The North Korean authorities have recently focused on cracking down on “acts of superstition” leading to the execution of a fortune teller in the Chongjin and the arrest of other fortune tellers in Onsong and Hoeryong who are awaiting trial.
“A female fortune teller in her early 20s was executed by firing squad in Chongjin on November 17 and similar punishments were carried out in other parts of the country as well,” said a North Hamgyong Province-based source on December 13.
A separate source in North Hamgyong Province added, “One fortune teller, known as “Huisun,” was sentenced to 18 years hard labor in Onsong, while in Hoeryong, six fortune tellers remain under investigation by local police with rumors that they may also face execution.”
It is unusual for the North Korean state to resort to such extreme punishments, which are far removed from the country’s general legal precedent. Section 256 of the North Korean criminal code states that: “Anyone who engages in superstition-based activities for money or other forms of payment can be sentenced to a maximum of one year in a forced labor camp, and if the person in question has taught others in regards to superstition-based activities or their crimes are of a serious nature, they can be sentenced to a maximum of three year sentence of reform through labor.”
The recent sentences suggest that the North Korean authorities are on the lookout for those with wavering ideology toward the regime. Severe crackdowns were carried out against acts of superstition during the Kim Jong Il era and the oppressive measures have only become more stringent.
An order has also been handed down by Kim Jong Un recently regarding efforts to eradicate acts of superstition. Along with a “Strong Crackdown and Punishment of Acts of Superstition Order” handed down in July, this recent order suggests that the North Korean regime is accelerating efforts to stamp out social disaffection.
The order reportedly calls on the North Korean authorities to exact “harsh” punishment against those who engage in acts of superstition. There are rumors that an order has even been handed down advising that executions by firing squad and forced labor punishments should be “carried out where needed.”
The number of people who have been arrested for acts of superstition has reportedly increased following increasing emphasis by the authorities in lectures and meetings on “prohibited acts of superstition”. The order also states that “even those who participate in acts of superstition will be punished at the same level as those who guide them.”
“There has long been a ban on acts of superstition and Group 109 (a team that cracks down on illegal media content) also investigates acts of superstition, too,” an additional source in North Hamgyong Province reported.

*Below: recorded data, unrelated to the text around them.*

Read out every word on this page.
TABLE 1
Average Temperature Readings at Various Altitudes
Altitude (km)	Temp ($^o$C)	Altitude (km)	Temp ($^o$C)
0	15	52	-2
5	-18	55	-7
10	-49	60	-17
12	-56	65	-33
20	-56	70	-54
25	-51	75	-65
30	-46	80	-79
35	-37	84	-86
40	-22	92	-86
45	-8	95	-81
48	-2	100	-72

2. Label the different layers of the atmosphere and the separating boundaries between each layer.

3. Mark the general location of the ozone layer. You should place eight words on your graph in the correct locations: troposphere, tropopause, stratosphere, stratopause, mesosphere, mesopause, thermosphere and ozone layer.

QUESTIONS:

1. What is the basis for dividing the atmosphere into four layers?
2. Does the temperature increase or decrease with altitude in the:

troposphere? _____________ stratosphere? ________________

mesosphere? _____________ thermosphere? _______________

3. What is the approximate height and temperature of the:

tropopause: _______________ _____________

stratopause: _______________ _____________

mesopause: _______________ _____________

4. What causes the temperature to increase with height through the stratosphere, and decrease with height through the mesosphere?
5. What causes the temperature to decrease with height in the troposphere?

“Last year, a family in Onsong County was able to avoid getting punished by an Anti-Socialist Unit for possessing a piece of paper suggesting that they had their fortunes read by giving the officials three boxes of cigarettes.”
Despite the crackdowns, such acts of superstition have not been eradicated as intended. “I think that everyone has had their fortunes read at least once,” he said, pointing out that “people turn to fortune tellers when they’re under stress or things aren’t working out.”
“The cost for getting your fortune read was 50 North Korean won in the mid-1990s during the Arduous March period. That was the price of one kilogram of rice, but people were so distressed at the time by the mass starvation that they went to fortune tellers regularly,” a North Korean defector from South Hamgyong Province said.
“Two fortune tellers were shot in Tonchon at that time and many were sent to labor camps. The authorities did that to set an example for others.”